Christian F. Hempelmann of Texas A&M, who studied the laughing epidemic, claimed that outbreaks of mass hysteria often begin when “there is an underlying shared stress factor in the population. It usually occurs in a group of people who don’t have a lot of power.”27 Some people say that the outbreak in Tanzania might have occurred because the country had just become independent, and everyone in the community was under a tremendous amount of stress. But there are still instances of the laughing hysteria in Tanzania today. One woman recounted to the program RadioLab that it happened to three girls in her high school class the morning of a math exam.28 One of the girls recovered only when her boyfriend came to stay with her in the ho
spital. If your immediate reaction is that she was faking illness to make a man pay attention, remember that people thought the same of Frau Troffea until she danced her feet off.

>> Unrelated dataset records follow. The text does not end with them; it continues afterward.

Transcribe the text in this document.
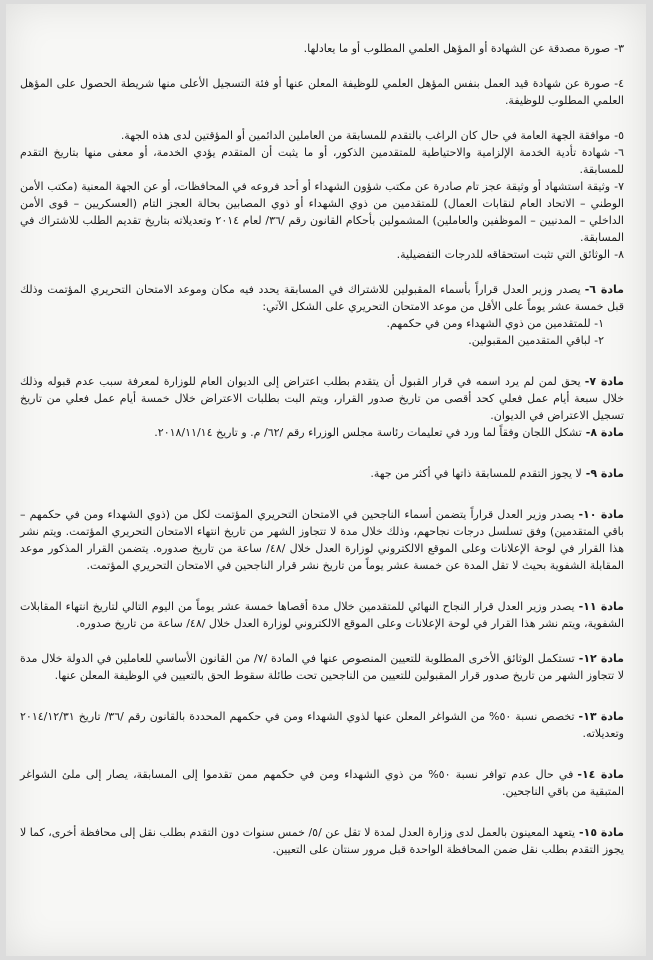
٣-صورة مصدقة عن الشهادة أو المؤهل العلمي المطلوب أو ما يعادلها.

٤-صورة عن شهادة قيد العمل بنفس المؤهل العلمي للوظيفة المعلن عنها أو فئة التسجيل الأعلى منها شريطة الحصول على المؤهل العلمي المطلوب للوظيفة.

٥-موافقة الجهة العامة في حال كان الراغب بالتقدم للمسابقة من العاملين الدائمين أو المؤقتين لدى هذه الجهة.

٦-شهادة تأدية الخدمة الإلزامية والاحتياطية للمتقدمين الذكور، أو ما يثبت أن المتقدم يؤدي الخدمة، أو معفى منها بتاريخ التقدم للمسابقة.

٧-وثيقة استشهاد أو وثيقة عجز تام صادرة عن مكتب شؤون الشهداء أو أحد فروعه في المحافظات، أو عن الجهة المعنية (مكتب الأمن الوطني – الاتحاد العام لنقابات العمال) للمتقدمين من ذوي الشهداء أو ذوي المصابين بحالة العجز التام (العسكريين – قوى الأمن الداخلي – المدنيين – الموظفين والعاملين) المشمولين بأحكام القانون رقم /٣٦/ لعام ٢٠١٤ وتعديلاته بتاريخ تقديم الطلب للاشتراك في المسابقة.

٨-الوثائق التي تثبت استحقاقه للدرجات التفضيلية.

مادة ٦-يصدر وزير العدل قراراً بأسماء المقبولين للاشتراك في المسابقة يحدد فيه مكان وموعد الامتحان التحريري المؤتمت وذلك قبل خمسة عشر يوماً على الأقل من موعد الامتحان التحريري على الشكل الآتي:

١- للمتقدمين من ذوي الشهداء ومن في حكمهم.

٢- لباقي المتقدمين المقبولين.

مادة ٧-يحق لمن لم يرد اسمه في قرار القبول أن يتقدم بطلب اعتراض إلى الديوان العام للوزارة لمعرفة سبب عدم قبوله وذلك خلال سبعة أيام عمل فعلي كحد أقصى من تاريخ صدور القرار، ويتم البت بطلبات الاعتراض خلال خمسة أيام عمل فعلي من تاريخ تسجيل الاعتراض في الديوان.

مادة ٨-تشكل اللجان وفقاً لما ورد في تعليمات رئاسة مجلس الوزراء رقم /٦٢/ م. و تاريخ ٢٠١٨/١١/١٤.

مادة ٩-لا يجوز التقدم للمسابقة ذاتها في أكثر من جهة.

مادة ١٠-يصدر وزير العدل قراراً يتضمن أسماء الناجحين في الامتحان التحريري المؤتمت لكل من (ذوي الشهداء ومن في حكمهم – باقي المتقدمين) وفق تسلسل درجات نجاحهم، وذلك خلال مدة لا تتجاوز الشهر من تاريخ انتهاء الامتحان التحريري المؤتمت. ويتم نشر هذا القرار في لوحة الإعلانات وعلى الموقع الالكتروني لوزارة العدل خلال /٤٨/ ساعة من تاريخ صدوره. يتضمن القرار المذكور موعد المقابلة الشفوية بحيث لا تقل المدة عن خمسة عشر يوماً من تاريخ نشر قرار الناجحين في الامتحان التحريري المؤتمت.

مادة ١١-يصدر وزير العدل قرار النجاح النهائي للمتقدمين خلال مدة أقصاها خمسة عشر يوماً من اليوم التالي لتاريخ انتهاء المقابلات الشفوية، ويتم نشر هذا القرار في لوحة الإعلانات وعلى الموقع الالكتروني لوزارة العدل خلال /٤٨/ ساعة من تاريخ صدوره.

مادة ١٢-تستكمل الوثائق الأخرى المطلوبة للتعيين المنصوص عنها في المادة /٧/ من القانون الأساسي للعاملين في الدولة خلال مدة لا تتجاوز الشهر من تاريخ صدور قرار المقبولين للتعيين من الناجحين تحت طائلة سقوط الحق بالتعيين في الوظيفة المعلن عنها.

مادة ١٣-تخصص نسبة ٥٠% من الشواغر المعلن عنها لذوي الشهداء ومن في حكمهم المحددة بالقانون رقم /٣٦/ تاريخ ٢٠١٤/١٢/٣١ وتعديلاته.

مادة ١٤-في حال عدم توافر نسبة ٥٠% من ذوي الشهداء ومن في حكمهم ممن تقدموا إلى المسابقة، يصار إلى ملئ الشواغر المتبقية من باقي الناجحين.

مادة ١٥-يتعهد المعينون بالعمل لدى وزارة العدل لمدة لا تقل عن /٥/ خمس سنوات دون التقدم بطلب نقل إلى محافظة أخرى، كما لا يجوز التقدم بطلب نقل ضمن المحافظة الواحدة قبل مرور سنتان على التعيين.
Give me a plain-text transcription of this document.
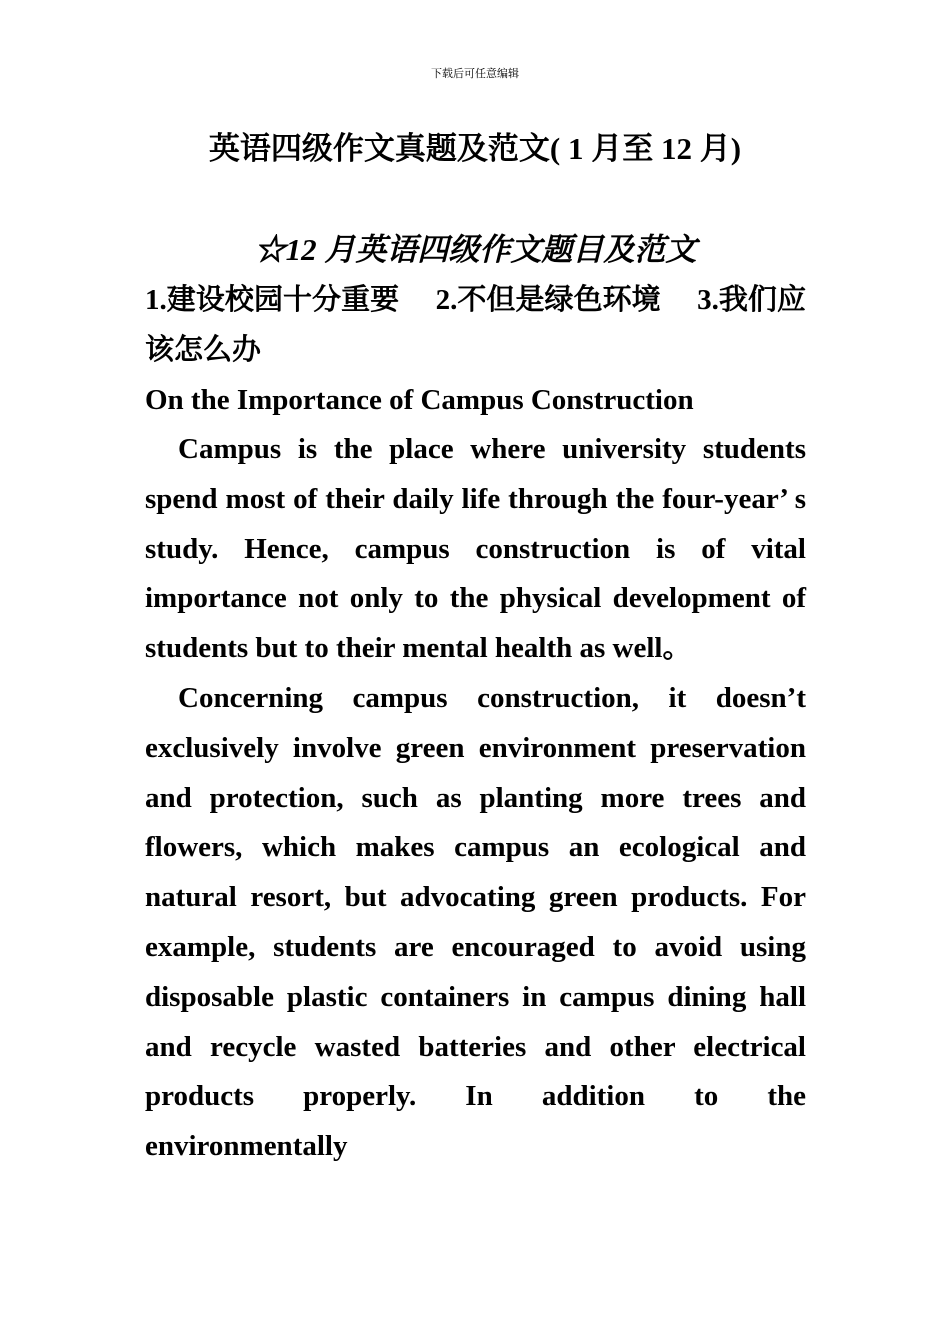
下载后可任意编辑
英语四级作文真题及范文( 1 月至 12 月)
☆12 月英语四级作文题目及范文

1.建设校园十分重要　 2.不但是绿色环境　 3.我们应该怎么办

On the Importance of Campus Construction

Campus is the place where university students spend most of their daily life through the four-year’ s study. Hence, campus construction is of vital importance not only to the physical development of students but to their mental health as well。

Concerning campus construction, it doesn’t exclusively involve green environment preservation and protection, such as planting more trees and flowers, which makes campus an ecological and natural resort, but advocating green products. For example, students are encouraged to avoid using disposable plastic containers in campus dining hall and recycle wasted batteries and other electrical products properly. In addition to the environmentally
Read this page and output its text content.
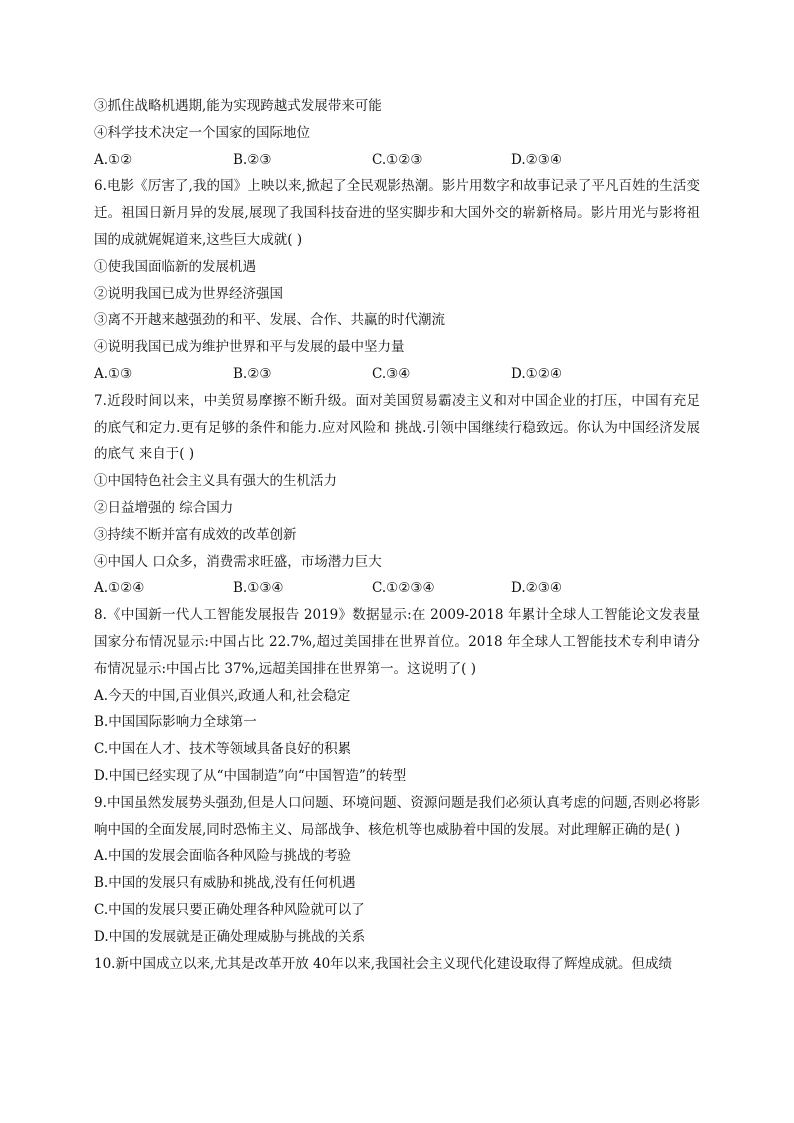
③抓住战略机遇期,能为实现跨越式发展带来可能
④科学技术决定一个国家的国际地位
A.①②	B.②③	C.①②③	D.②③④
6.电影《厉害了,我的国》上映以来,掀起了全民观影热潮。影片用数字和故事记录了平凡百姓的生活变迁。祖国日新月异的发展,展现了我国科技奋进的坚实脚步和大国外交的崭新格局。影片用光与影将祖国的成就娓娓道来,这些巨大成就( )
①使我国面临新的发展机遇
②说明我国已成为世界经济强国
③离不开越来越强劲的和平、发展、合作、共赢的时代潮流
④说明我国已成为维护世界和平与发展的最中坚力量
A.①③	B.②③	C.③④	D.①②④
7.近段时间以来，中美贸易摩擦不断升级。面对美国贸易霸凌主义和对中国企业的打压，中国有充足的底气和定力.更有足够的条件和能力.应对风险和 挑战.引领中国继续行稳致远。你认为中国经济发展的底气 来自于( )
①中国特色社会主义具有强大的生机活力
②日益增强的 综合国力
③持续不断并富有成效的改革创新
④中国人 口众多，消费需求旺盛，市场潜力巨大
A.①②④	B.①③④	C.①②③④	D.②③④
8.《中国新一代人工智能发展报告 2019》数据显示:在 2009-2018 年累计全球人工智能论文发表量国家分布情况显示:中国占比 22.7%,超过美国排在世界首位。2018 年全球人工智能技术专利申请分布情况显示:中国占比 37%,远超美国排在世界第一。这说明了( )
A.今天的中国,百业俱兴,政通人和,社会稳定
B.中国国际影响力全球第一
C.中国在人才、技术等领域具备良好的积累
D.中国已经实现了从“中国制造”向“中国智造”的转型
9.中国虽然发展势头强劲,但是人口问题、环境问题、资源问题是我们必须认真考虑的问题,否则必将影响中国的全面发展,同时恐怖主义、局部战争、核危机等也威胁着中国的发展。对此理解正确的是( )
A.中国的发展会面临各种风险与挑战的考验
B.中国的发展只有威胁和挑战,没有任何机遇
C.中国的发展只要正确处理各种风险就可以了
D.中国的发展就是正确处理威胁与挑战的关系
10.新中国成立以来,尤其是改革开放 40年以来,我国社会主义现代化建设取得了辉煌成就。但成绩
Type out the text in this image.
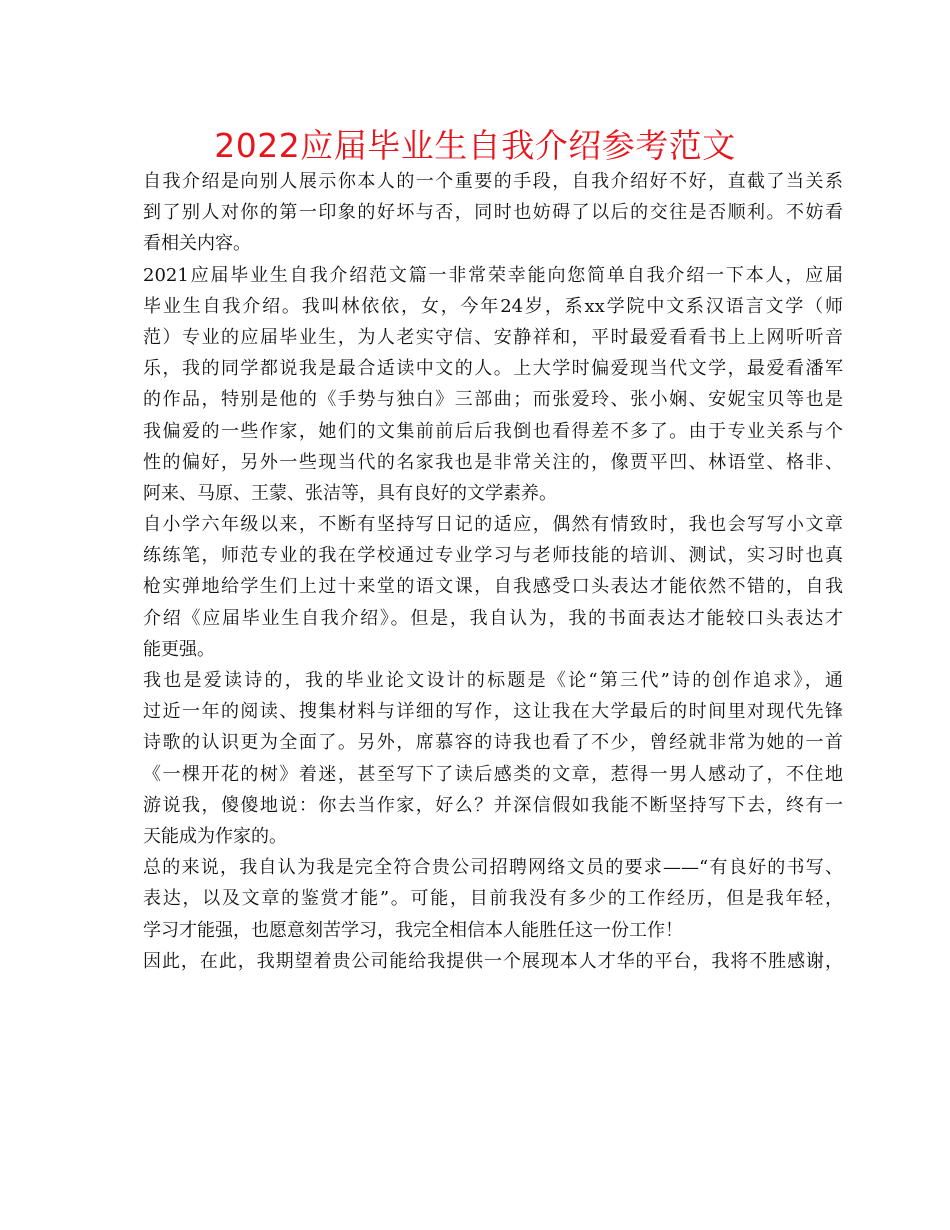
2022应届毕业生自我介绍参考范文
自我介绍是向别人展示你本人的一个重要的手段，自我介绍好不好，直截了当关系
到了别人对你的第一印象的好坏与否，同时也妨碍了以后的交往是否顺利。不妨看
看相关内容。
2021应届毕业生自我介绍范文篇一非常荣幸能向您简单自我介绍一下本人，应届
毕业生自我介绍。我叫林依依，女，今年24岁，系xx学院中文系汉语言文学（师
范）专业的应届毕业生，为人老实守信、安静祥和，平时最爱看看书上上网听听音
乐，我的同学都说我是最合适读中文的人。上大学时偏爱现当代文学，最爱看潘军
的作品，特别是他的《手势与独白》三部曲；而张爱玲、张小娴、安妮宝贝等也是
我偏爱的一些作家，她们的文集前前后后我倒也看得差不多了。由于专业关系与个
性的偏好，另外一些现当代的名家我也是非常关注的，像贾平凹、林语堂、格非、
阿来、马原、王蒙、张洁等，具有良好的文学素养。
自小学六年级以来，不断有坚持写日记的适应，偶然有情致时，我也会写写小文章
练练笔，师范专业的我在学校通过专业学习与老师技能的培训、测试，实习时也真
枪实弹地给学生们上过十来堂的语文课，自我感受口头表达才能依然不错的，自我
介绍《应届毕业生自我介绍》。但是，我自认为，我的书面表达才能较口头表达才
能更强。
我也是爱读诗的，我的毕业论文设计的标题是《论“第三代”诗的创作追求》，通
过近一年的阅读、搜集材料与详细的写作，这让我在大学最后的时间里对现代先锋
诗歌的认识更为全面了。另外，席慕容的诗我也看了不少，曾经就非常为她的一首
《一棵开花的树》着迷，甚至写下了读后感类的文章，惹得一男人感动了，不住地
游说我，傻傻地说：你去当作家，好么？并深信假如我能不断坚持写下去，终有一
天能成为作家的。
总的来说，我自认为我是完全符合贵公司招聘网络文员的要求——“有良好的书写、
表达，以及文章的鉴赏才能”。可能，目前我没有多少的工作经历，但是我年轻，
学习才能强，也愿意刻苦学习，我完全相信本人能胜任这一份工作！
因此，在此，我期望着贵公司能给我提供一个展现本人才华的平台，我将不胜感谢，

And, lest you’re inclined to think, Well, that couldn’t happen here, Waller notes: “Nor is the secular West invulnerable to hysterical fears. In fact, some are virtually endemic. American and to some extent European cultures remain awash with paranoid delusions of alien abduction and flying saucers.”29
In 2012 a group of teenage girls from Le Roy, New York, began to simultaneously develop tics that caused them to twitch uncontrollably. Once the event was labeled as a bout of mass hysteria, it prompted one of their guardians to remark to the New York Times Magazine, “What are we—living in the 1600s?”30 Though the doctors seemed to think the girls’ symptoms were related to stresses in their lives, some did get better when put on antibiotics—which we have as much faith in as sixteenth-century Germans might have had in a shrine. (With good reason. The most terrifying medical problem we’re likely to face in the near future is diseases becoming resistant to antibiotics.) Their doctor admitted to the Times, “It’s hard to distinguish between the drug and the placebo effect.”31
Today it often seems we consider physical wellness to be entirely separate from our emotional state. We like to think that Dr. House on television can be a great doctor despite the fact that he shouts at his patients things like, “You’re barren, like a salt field!” or “So your kids committed suicide—get over it!” But treating patients unkindly does not mean that a doctor is smarter than everyone else; it just means that the doctor is emotionally deficient. It’s perfectly possible to be smarter than everyone else and still be polite and even deferential—women have been doing it for centuries. Often people need the most tenderness when they are ill. Sometimes people actually need kindness to get well.